On January 21, 2015, U.S. District Judge Lasnik granted RespectMedina and Medina residents' motion to intervene and help defend Fairweather Park against T-Mobile's lawsuit, the third important victory for our pro-park, pro-technology community coalition.

In the lawsuit, T-Mobile is suing to overturn the City's hearing examiner's denial in 2014 of an application by T-Mobile and its affiliate to construct and operate a permanent and illegitimate 80-foot cell tower complex in the grassy playfield at the City's Fairweather Park & Nature Preserve.

In granting us a seat at the table, the Court acknowledged that RespectMedina and Medina residents have a right to save and protect the City's parks and natural spaces. The Court also noted our significant interest in defending the City's hearing examiner's prior denial of T-Mobile's cell tower application, the result we vigorously advocated for and helped bring about last summer.

In the current situation, the City has competing roles. On the one hand, the City is the landlord to T-Mobile and its affiliate, and the cell tower permit applicant (T-Mobile's affiliate, Independent Towers, submitted the permit application as "agent" for the City, as landowner of the parkland). On the other hand, the City is a regulatory authority charged with ensuring compliance with the City's important land use and environmental laws. 

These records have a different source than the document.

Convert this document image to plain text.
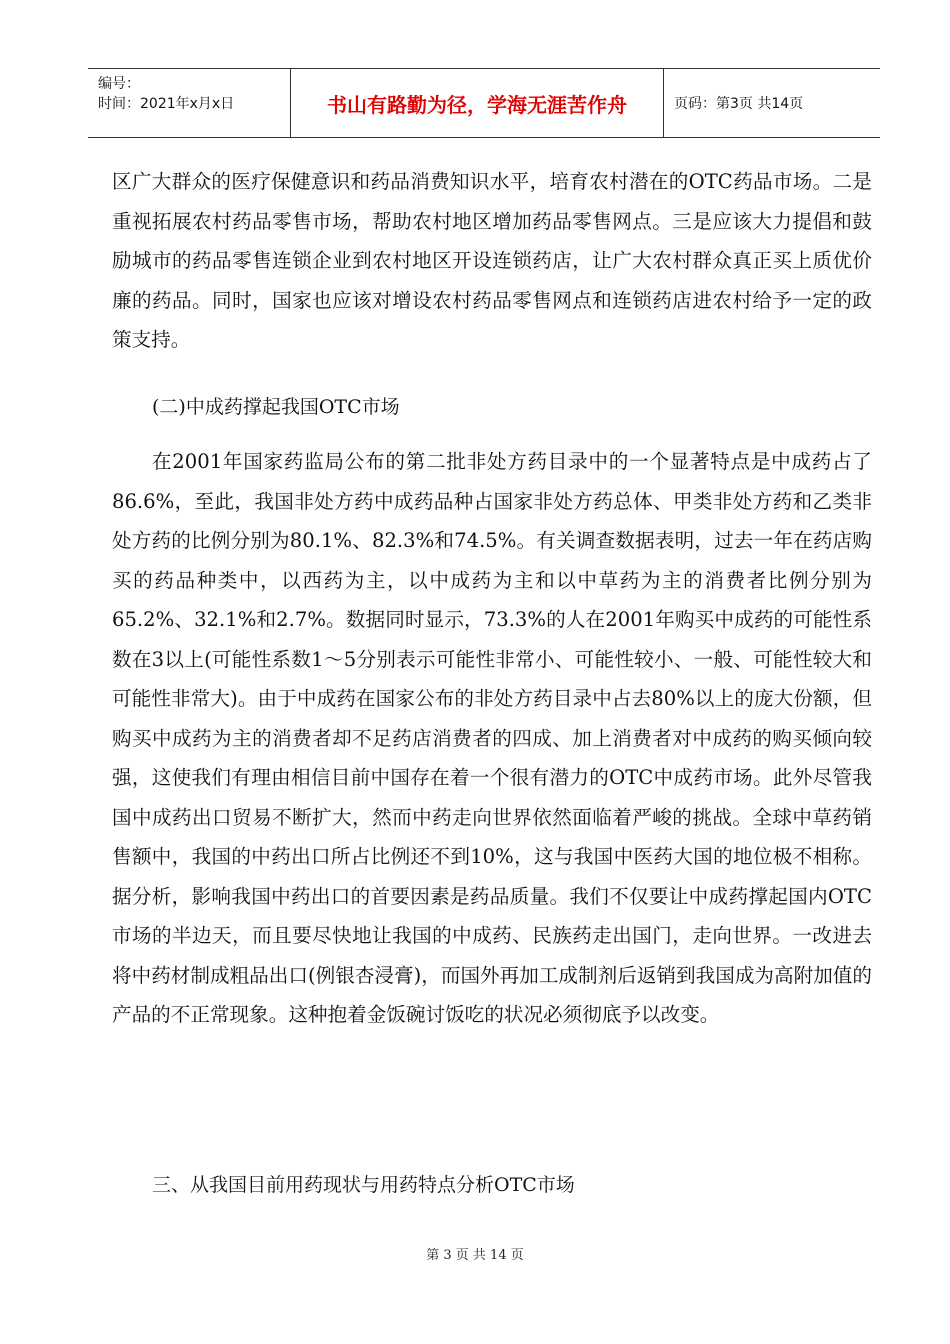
编号：
时间：2021年x月x日	书山有路勤为径，学海无涯苦作舟	页码：第3页 共14页

区广大群众的医疗保健意识和药品消费知识水平，培育农村潜在的OTC药品市场。二是重视拓展农村药品零售市场，帮助农村地区增加药品零售网点。三是应该大力提倡和鼓励城市的药品零售连锁企业到农村地区开设连锁药店，让广大农村群众真正买上质优价廉的药品。同时，国家也应该对增设农村药品零售网点和连锁药店进农村给予一定的政策支持。

(二)中成药撑起我国OTC市场

在2001年国家药监局公布的第二批非处方药目录中的一个显著特点是中成药占了86.6%，至此，我国非处方药中成药品种占国家非处方药总体、甲类非处方药和乙类非处方药的比例分别为80.1%、82.3%和74.5%。有关调查数据表明，过去一年在药店购买的药品种类中，以西药为主，以中成药为主和以中草药为主的消费者比例分别为65.2%、32.1%和2.7%。数据同时显示，73.3%的人在2001年购买中成药的可能性系数在3以上(可能性系数1～5分别表示可能性非常小、可能性较小、一般、可能性较大和可能性非常大)。由于中成药在国家公布的非处方药目录中占去80%以上的庞大份额，但购买中成药为主的消费者却不足药店消费者的四成、加上消费者对中成药的购买倾向较强，这使我们有理由相信目前中国存在着一个很有潜力的OTC中成药市场。此外尽管我国中成药出口贸易不断扩大，然而中药走向世界依然面临着严峻的挑战。全球中草药销售额中，我国的中药出口所占比例还不到10%，这与我国中医药大国的地位极不相称。据分析，影响我国中药出口的首要因素是药品质量。我们不仅要让中成药撑起国内OTC市场的半边天，而且要尽快地让我国的中成药、民族药走出国门，走向世界。一改进去将中药材制成粗品出口(例银杏浸膏)，而国外再加工成制剂后返销到我国成为高附加值的产品的不正常现象。这种抱着金饭碗讨饭吃的状况必须彻底予以改变。

三、从我国目前用药现状与用药特点分析OTC市场
第 3 页 共 14 页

A coalition of Medina organizations and residents moved to intervene in this lawsuit because we recognized early on that the interests of City as landlord and permit applicant are aligned with the interests of T-Mobile and its affiliates, and are diametrically opposed to the interests of City as regulatory authority and the interests of Medina residents as pro-park, pro-technology advocates:

  • If T-Mobile wins its lawsuit, then the City, as landlord, will also win, because it will receive rental income of at least $30,000 a year for up to 20 years; and,
  • If the City, as regulatory authority, vigorously defends the lawsuit and T-Mobile loses its lawsuit, then the City, as landlord, will likewise also lose, because it will lose the rental income from T-Mobile.   

Thankfully, the Court granted Medina Residents' motion.

Because of the Court's recognition of our vital interest in upholding Medina's laws, RespectMedina and Medina residents now look forward to working with the City to help defend the CIty's law and the well-reasoned decision of the City's hearing examiner in denying the T-Mobile permit, and to assist the City in fulfilling its public trust obligation, which to hold in trust, for the public, the City's parks and natural areas, for now and future generations. 

Thanks to each of you for supporting of our goals of forever stewardship of our community.